Sedang Simbah Kakung menulis di bukunya kalau mas apengasingan itu tidak mudah. Beliau tidak diperlakukan layaknya manusia, tapi beliau tidak pernah menulis detailnya. Beliau hanya menulis cukup beliau yang tahu rasanya bagaimana, sekarang hanya ada rasa syukur karena masih diberi kesempatan berkumpul dengan keluarga meski harus terpisah sangat lama dan melewati masa bersama anak-anak. Beliau bercerita kalau mengalami penyakit malaria dan kenal dengan seorang penulis terkenal saat di pengasingan yang membuka wawasan beliau. Mereka saling membantu sesama orang yang diasingkan, saling mendukung dan berbagi apa yang ada. Mereka ditempatkan di hutan dan dipekerjakan sema mereka tanpa peri kemanusiaan. Namun, Simbah Kakung tidak pernah menceritakan semenderita apa selama disana.

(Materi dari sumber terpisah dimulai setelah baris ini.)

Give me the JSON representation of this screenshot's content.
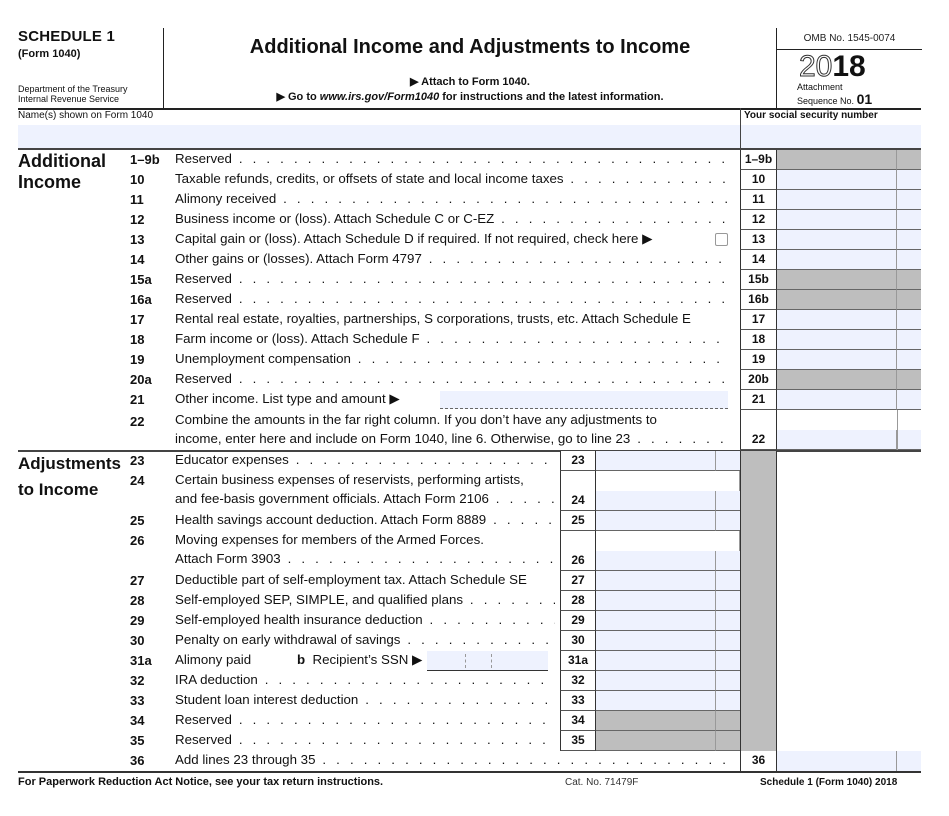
{
  "header": {
    "schedule": "SCHEDULE 1",
    "form": "(Form 1040)",
    "dept_line1": "Department of the Treasury",
    "dept_line2": "Internal Revenue Service",
    "title": "Additional Income and Adjustments to Income",
    "attach": "▶ Attach to Form 1040.",
    "goto_prefix": "▶ Go to ",
    "goto_url": "www.irs.gov/Form1040",
    "goto_suffix": " for instructions and the latest information.",
    "omb": "OMB No. 1545-0074",
    "year_outline": "20",
    "year_bold": "18",
    "attachment_label": "Attachment",
    "sequence_label": "Sequence No.",
    "sequence_no": "01"
  },
  "identity": {
    "name_label": "Name(s) shown on Form 1040",
    "name_value": "",
    "ssn_label": "Your social security number",
    "ssn_value": ""
  },
  "sections": {
    "income_line1": "Additional",
    "income_line2": "Income",
    "adjust_line1": "Adjustments",
    "adjust_line2": "to Income"
  },
  "income_lines": [
    {
      "num": "1–9b",
      "box": "1–9b",
      "desc": "Reserved",
      "dots": true,
      "shaded": true
    },
    {
      "num": "10",
      "box": "10",
      "desc": "Taxable refunds, credits, or offsets of state and local income taxes",
      "dots": true,
      "shaded": false
    },
    {
      "num": "11",
      "box": "11",
      "desc": "Alimony received",
      "dots": true,
      "shaded": false
    },
    {
      "num": "12",
      "box": "12",
      "desc": "Business income or (loss). Attach Schedule C or C-EZ",
      "dots": true,
      "shaded": false
    },
    {
      "num": "13",
      "box": "13",
      "desc": "Capital gain or (loss). Attach Schedule D if required. If not required, check here ▶",
      "dots": false,
      "shaded": false,
      "checkbox": true
    },
    {
      "num": "14",
      "box": "14",
      "desc": "Other gains or (losses). Attach Form 4797",
      "dots": true,
      "shaded": false
    },
    {
      "num": "15a",
      "box": "15b",
      "desc": "Reserved",
      "dots": true,
      "shaded": true
    },
    {
      "num": "16a",
      "box": "16b",
      "desc": "Reserved",
      "dots": true,
      "shaded": true
    },
    {
      "num": "17",
      "box": "17",
      "desc": "Rental real estate, royalties, partnerships, S corporations, trusts, etc. Attach Schedule E",
      "dots": false,
      "shaded": false
    },
    {
      "num": "18",
      "box": "18",
      "desc": "Farm income or (loss). Attach Schedule F",
      "dots": true,
      "shaded": false
    },
    {
      "num": "19",
      "box": "19",
      "desc": "Unemployment compensation",
      "dots": true,
      "shaded": false
    },
    {
      "num": "20a",
      "box": "20b",
      "desc": "Reserved",
      "dots": true,
      "shaded": true
    },
    {
      "num": "21",
      "box": "21",
      "desc": "Other income. List type and amount ▶",
      "dots": false,
      "shaded": false
    }
  ],
  "line22": {
    "num": "22",
    "box": "22",
    "desc_line1": "Combine the amounts in the far right column. If you don’t have any adjustments to",
    "desc_line2": "income, enter here and include on Form 1040, line 6. Otherwise, go to line 23"
  },
  "adjust_lines": [
    {
      "num": "23",
      "box": "23",
      "desc": [
        "Educator expenses"
      ],
      "shaded": false
    },
    {
      "num": "24",
      "box": "24",
      "desc": [
        "Certain business expenses of reservists, performing artists,",
        "and fee-basis government officials. Attach Form 2106"
      ],
      "shaded": false
    },
    {
      "num": "25",
      "box": "25",
      "desc": [
        "Health savings account deduction. Attach Form 8889"
      ],
      "shaded": false
    },
    {
      "num": "26",
      "box": "26",
      "desc": [
        "Moving expenses for members of the Armed Forces.",
        "Attach Form 3903"
      ],
      "shaded": false
    },
    {
      "num": "27",
      "box": "27",
      "desc": [
        "Deductible part of self-employment tax. Attach Schedule SE"
      ],
      "shaded": false
    },
    {
      "num": "28",
      "box": "28",
      "desc": [
        "Self-employed SEP, SIMPLE, and qualified plans"
      ],
      "shaded": false
    },
    {
      "num": "29",
      "box": "29",
      "desc": [
        "Self-employed health insurance deduction"
      ],
      "shaded": false
    },
    {
      "num": "30",
      "box": "30",
      "desc": [
        "Penalty on early withdrawal of savings"
      ],
      "shaded": false
    },
    {
      "num": "31a",
      "box": "31a",
      "desc": [
        "Alimony paid"
      ],
      "shaded": false
    },
    {
      "num": "32",
      "box": "32",
      "desc": [
        "IRA deduction"
      ],
      "shaded": false
    },
    {
      "num": "33",
      "box": "33",
      "desc": [
        "Student loan interest deduction"
      ],
      "shaded": false
    },
    {
      "num": "34",
      "box": "34",
      "desc": [
        "Reserved"
      ],
      "shaded": true
    },
    {
      "num": "35",
      "box": "35",
      "desc": [
        "Reserved"
      ],
      "shaded": true
    }
  ],
  "line31b": {
    "label_b": "b",
    "label": "Recipient’s SSN ▶",
    "value": ""
  },
  "line36": {
    "num": "36",
    "box": "36",
    "desc": "Add lines 23 through 35"
  },
  "footer": {
    "left": "For Paperwork Reduction Act Notice, see your tax return instructions.",
    "cat": "Cat. No. 71479F",
    "right": "Schedule 1 (Form 1040) 2018"
  },
  "colors": {
    "field_fill": "#eef2fe",
    "shaded": "#bebebe",
    "rule": "#222222"
  }
}
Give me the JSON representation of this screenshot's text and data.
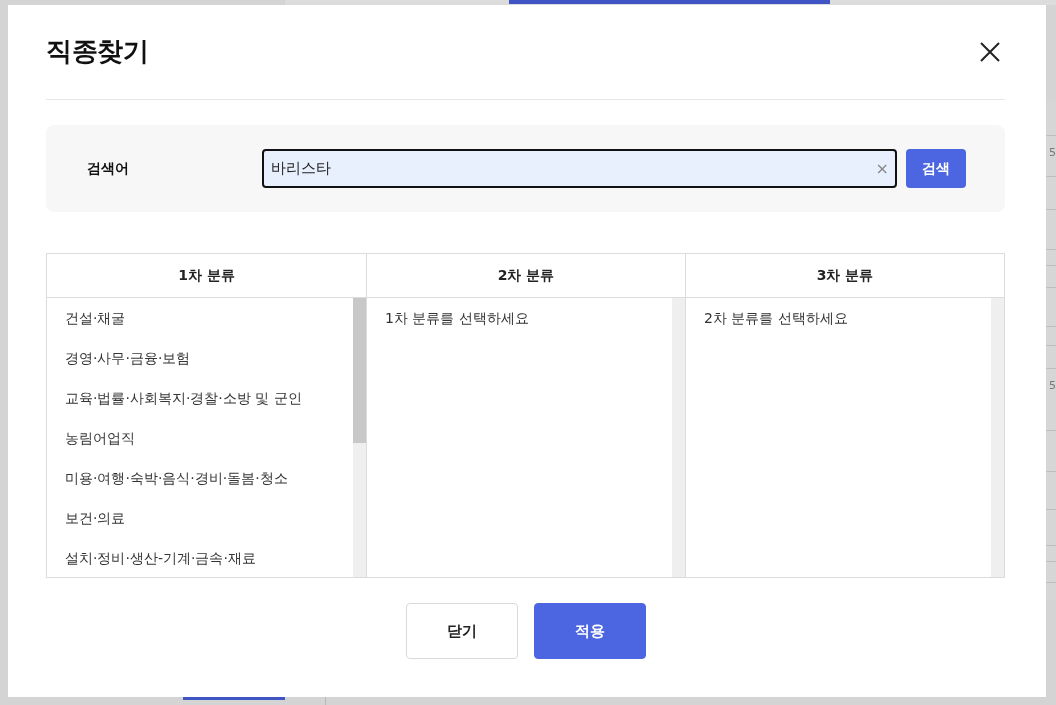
{
  "dialog": {
    "title": "직종찾기"
  },
  "search": {
    "label": "검색어",
    "value": "바리스타",
    "clear_button": "×",
    "button": "검색"
  },
  "categories": [
    {
      "heading": "1차 분류",
      "items": [
        {
          "label": "건설·채굴",
          "selected": false
        },
        {
          "label": "경영·사무·금융·보험",
          "selected": false
        },
        {
          "label": "교육·법률·사회복지·경찰·소방 및 군인",
          "selected": false
        },
        {
          "label": "농림어업직",
          "selected": false
        },
        {
          "label": "미용·여행·숙박·음식·경비·돌봄·청소",
          "selected": false
        },
        {
          "label": "보건·의료",
          "selected": false
        },
        {
          "label": "설치·정비·생산-기계·금속·재료",
          "selected": false
        }
      ]
    },
    {
      "heading": "2차 분류",
      "message": "1차 분류를 선택하세요"
    },
    {
      "heading": "3차 분류",
      "message": "2차 분류를 선택하세요"
    }
  ],
  "buttons": [
    {
      "label": "닫기",
      "kind": "secondary"
    },
    {
      "label": "적용",
      "kind": "primary"
    }
  ],
  "background": {
    "edge_texts": [
      "5",
      "5"
    ]
  }
}
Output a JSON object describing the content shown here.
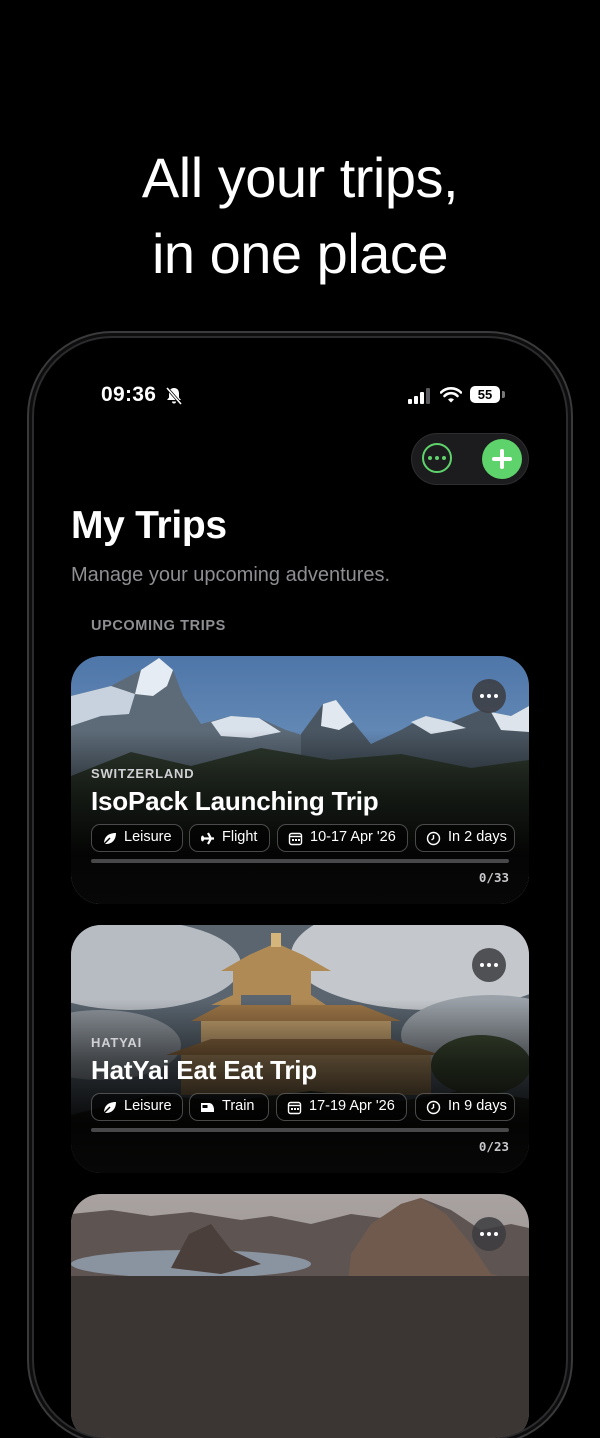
{
  "headline": {
    "line1": "All your trips,",
    "line2": "in one place"
  },
  "status_bar": {
    "time": "09:36",
    "battery": "55"
  },
  "page": {
    "title": "My Trips",
    "subtitle": "Manage your upcoming adventures.",
    "section_label": "UPCOMING TRIPS"
  },
  "trips": [
    {
      "country": "SWITZERLAND",
      "name": "IsoPack Launching Trip",
      "category": "Leisure",
      "transport": "Flight",
      "dates": "10-17 Apr '26",
      "countdown": "In 2 days",
      "progress": 0,
      "progress_label": "0/33"
    },
    {
      "country": "HATYAI",
      "name": "HatYai Eat Eat Trip",
      "category": "Leisure",
      "transport": "Train",
      "dates": "17-19 Apr '26",
      "countdown": "In 9 days",
      "progress": 0,
      "progress_label": "0/23"
    },
    {}
  ],
  "colors": {
    "accent": "#5fd36b",
    "background": "#000000",
    "muted_text": "#8e8e93"
  }
}
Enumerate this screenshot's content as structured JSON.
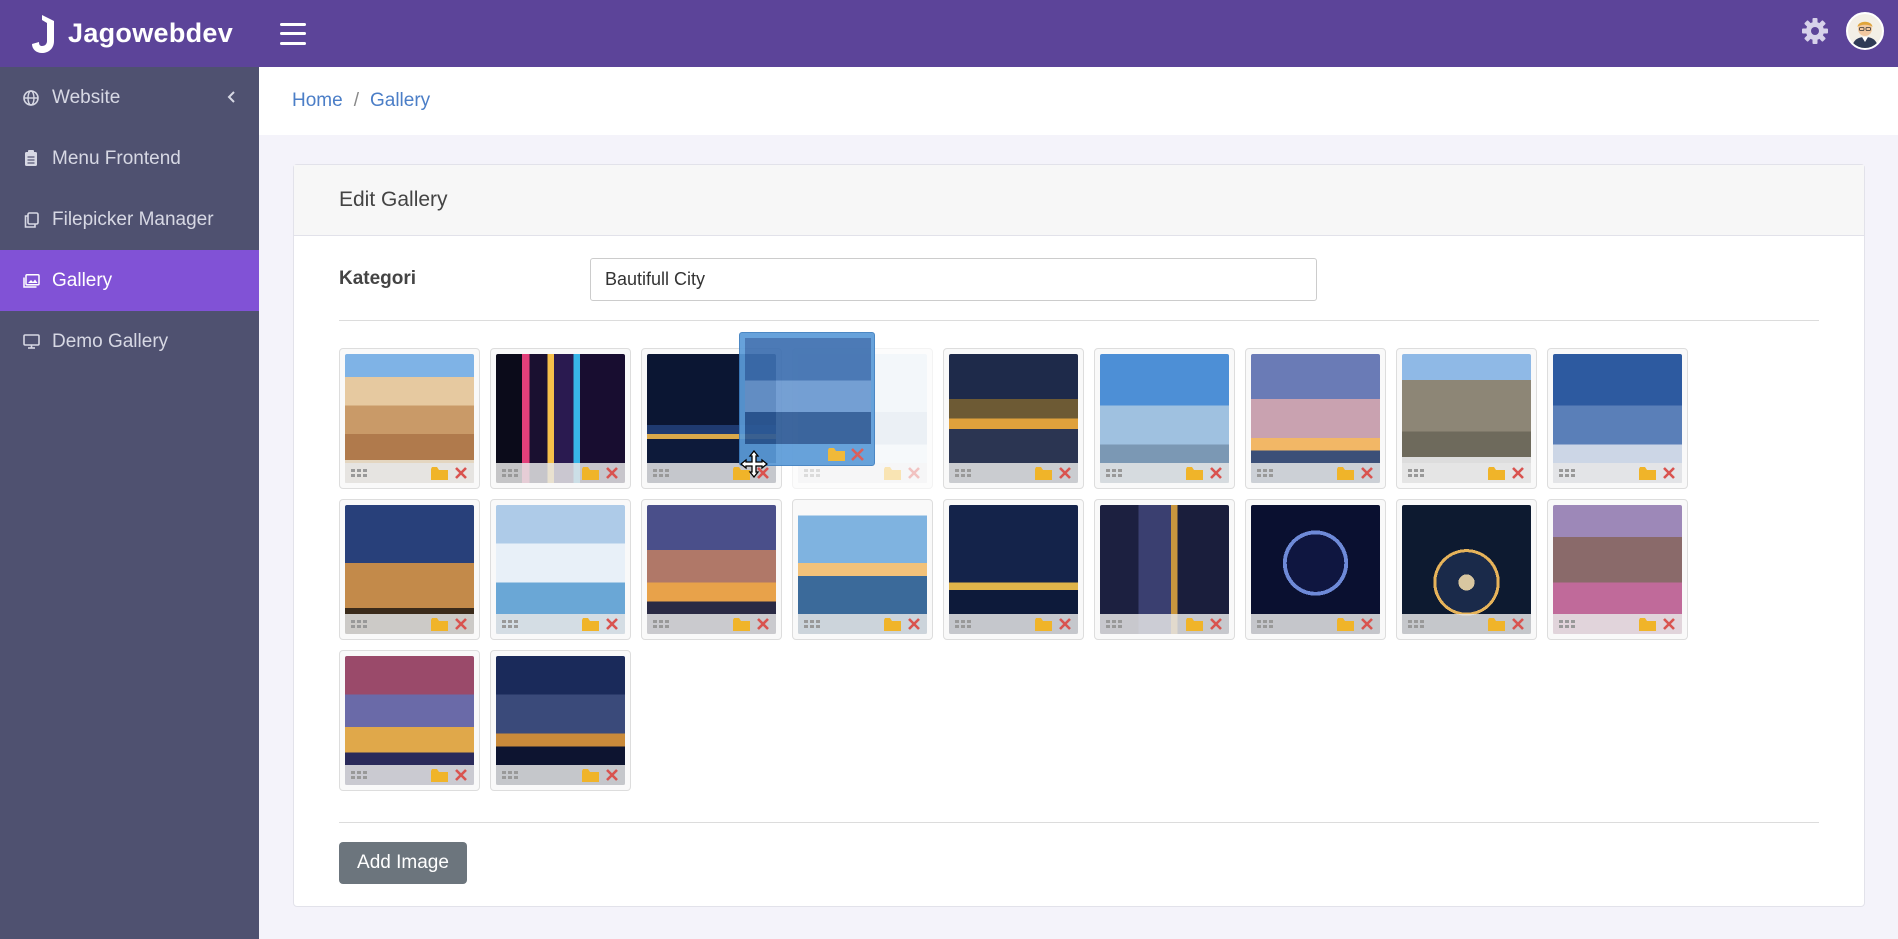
{
  "brand": {
    "name": "Jagowebdev"
  },
  "sidebar": {
    "items": [
      {
        "label": "Website",
        "icon": "globe-icon",
        "has_submenu": true,
        "active": false
      },
      {
        "label": "Menu Frontend",
        "icon": "clipboard-icon",
        "has_submenu": false,
        "active": false
      },
      {
        "label": "Filepicker Manager",
        "icon": "copy-icon",
        "has_submenu": false,
        "active": false
      },
      {
        "label": "Gallery",
        "icon": "images-icon",
        "has_submenu": false,
        "active": true
      },
      {
        "label": "Demo Gallery",
        "icon": "monitor-icon",
        "has_submenu": false,
        "active": false
      }
    ]
  },
  "breadcrumb": {
    "home": "Home",
    "separator": "/",
    "current": "Gallery"
  },
  "card": {
    "title": "Edit Gallery"
  },
  "form": {
    "kategori_label": "Kategori",
    "kategori_value": "Bautifull City"
  },
  "gallery": {
    "images": [
      {
        "scene": "hillside-town"
      },
      {
        "scene": "neon-street-night"
      },
      {
        "scene": "city-waterfront-night"
      },
      {
        "scene": "snowy-canal-placeholder",
        "dragging": true
      },
      {
        "scene": "chain-bridge-night"
      },
      {
        "scene": "dubai-skyline"
      },
      {
        "scene": "burj-al-arab-sunset"
      },
      {
        "scene": "cliff-town"
      },
      {
        "scene": "galata-tower"
      },
      {
        "scene": "hagia-sophia"
      },
      {
        "scene": "arts-sciences-valencia"
      },
      {
        "scene": "tower-bridge-sunset"
      },
      {
        "scene": "harbor-sunrise"
      },
      {
        "scene": "toronto-night"
      },
      {
        "scene": "amsterdam-canal-night"
      },
      {
        "scene": "ferris-wheel-night"
      },
      {
        "scene": "highway-interchange-night"
      },
      {
        "scene": "venice-canal-dusk"
      },
      {
        "scene": "prague-castle"
      },
      {
        "scene": "petronas-towers"
      }
    ]
  },
  "actions": {
    "add_image": "Add Image"
  },
  "colors": {
    "header": "#5c4499",
    "sidebar": "#4f5170",
    "sidebar_active": "#8152d6",
    "link": "#4b7ec7",
    "folder": "#f0b429",
    "delete": "#d9534f",
    "button": "#6c757d"
  }
}
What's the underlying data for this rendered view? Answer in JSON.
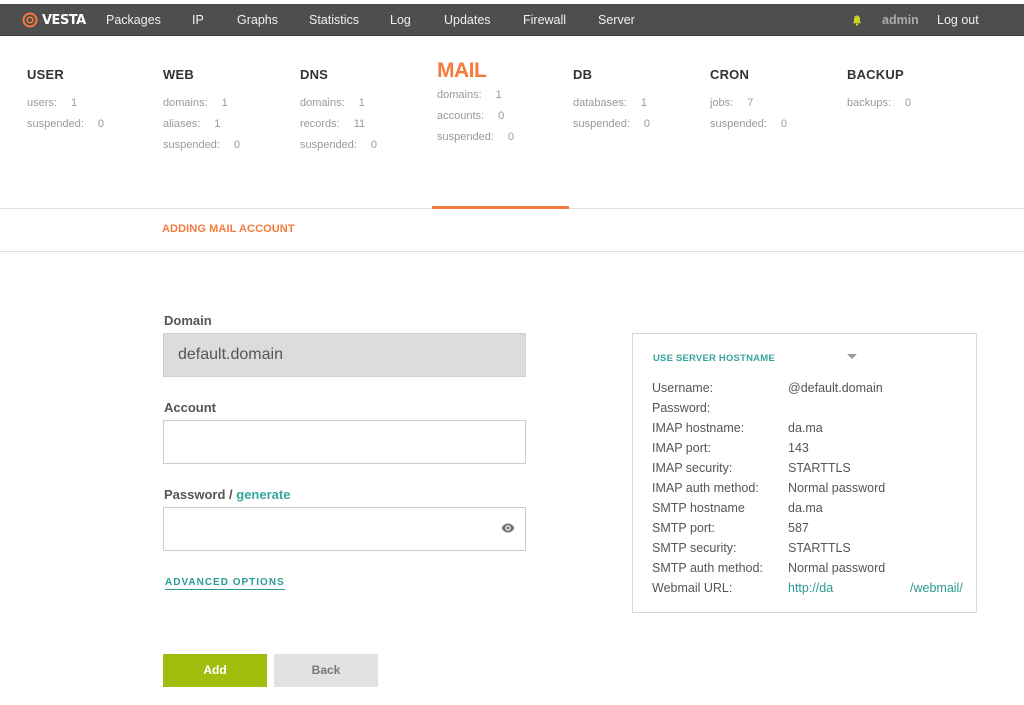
{
  "topbar": {
    "logo": "VESTA",
    "nav": [
      "Packages",
      "IP",
      "Graphs",
      "Statistics",
      "Log",
      "Updates",
      "Firewall",
      "Server"
    ],
    "user": "admin",
    "logout": "Log out"
  },
  "stats": [
    {
      "title": "USER",
      "rows": [
        [
          "users:",
          "1"
        ],
        [
          "suspended:",
          "0"
        ]
      ]
    },
    {
      "title": "WEB",
      "rows": [
        [
          "domains:",
          "1"
        ],
        [
          "aliases:",
          "1"
        ],
        [
          "suspended:",
          "0"
        ]
      ]
    },
    {
      "title": "DNS",
      "rows": [
        [
          "domains:",
          "1"
        ],
        [
          "records:",
          "11"
        ],
        [
          "suspended:",
          "0"
        ]
      ]
    },
    {
      "title": "MAIL",
      "rows": [
        [
          "domains:",
          "1"
        ],
        [
          "accounts:",
          "0"
        ],
        [
          "suspended:",
          "0"
        ]
      ]
    },
    {
      "title": "DB",
      "rows": [
        [
          "databases:",
          "1"
        ],
        [
          "suspended:",
          "0"
        ]
      ]
    },
    {
      "title": "CRON",
      "rows": [
        [
          "jobs:",
          "7"
        ],
        [
          "suspended:",
          "0"
        ]
      ]
    },
    {
      "title": "BACKUP",
      "rows": [
        [
          "backups:",
          "0"
        ]
      ]
    }
  ],
  "subhead": "ADDING MAIL ACCOUNT",
  "form": {
    "domain_label": "Domain",
    "domain_value": "default.domain",
    "account_label": "Account",
    "account_value": "",
    "password_label": "Password /",
    "generate": "generate",
    "password_value": "",
    "advanced": "ADVANCED OPTIONS",
    "add": "Add",
    "back": "Back"
  },
  "info": {
    "header": "USE SERVER HOSTNAME",
    "rows": [
      [
        "Username:",
        "@default.domain"
      ],
      [
        "Password:",
        ""
      ],
      [
        "IMAP hostname:",
        "da.ma"
      ],
      [
        "IMAP port:",
        "143"
      ],
      [
        "IMAP security:",
        "STARTTLS"
      ],
      [
        "IMAP auth method:",
        "Normal password"
      ],
      [
        "SMTP hostname",
        "da.ma"
      ],
      [
        "SMTP port:",
        "587"
      ],
      [
        "SMTP security:",
        "STARTTLS"
      ],
      [
        "SMTP auth method:",
        "Normal password"
      ]
    ],
    "webmail_label": "Webmail URL:",
    "webmail_left": "http://da",
    "webmail_right": "/webmail/"
  },
  "colors": {
    "accent": "#f47b3b",
    "teal": "#36a5a0",
    "add": "#9fbe0e",
    "topbar": "#4e4e4e"
  }
}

Surat pernyataan beliau tidak bersalah justru keluar saat semua yang diasingkan memang harus dipulangkan. Pengembalian nama baik tak dilakukan, tapi beliau tidak mau mempermasalahkan. Beliau hanya bisa bersyukur masih bisa pulang dengan selamat dalam keadaan hidup. Ada banyak yang tidak bisa pulang karena meninggal tidak kuat dengan perlakuan selama pengasingan. Beliau terus menulis syukur masih bisa pulang dan bertemu keluarga.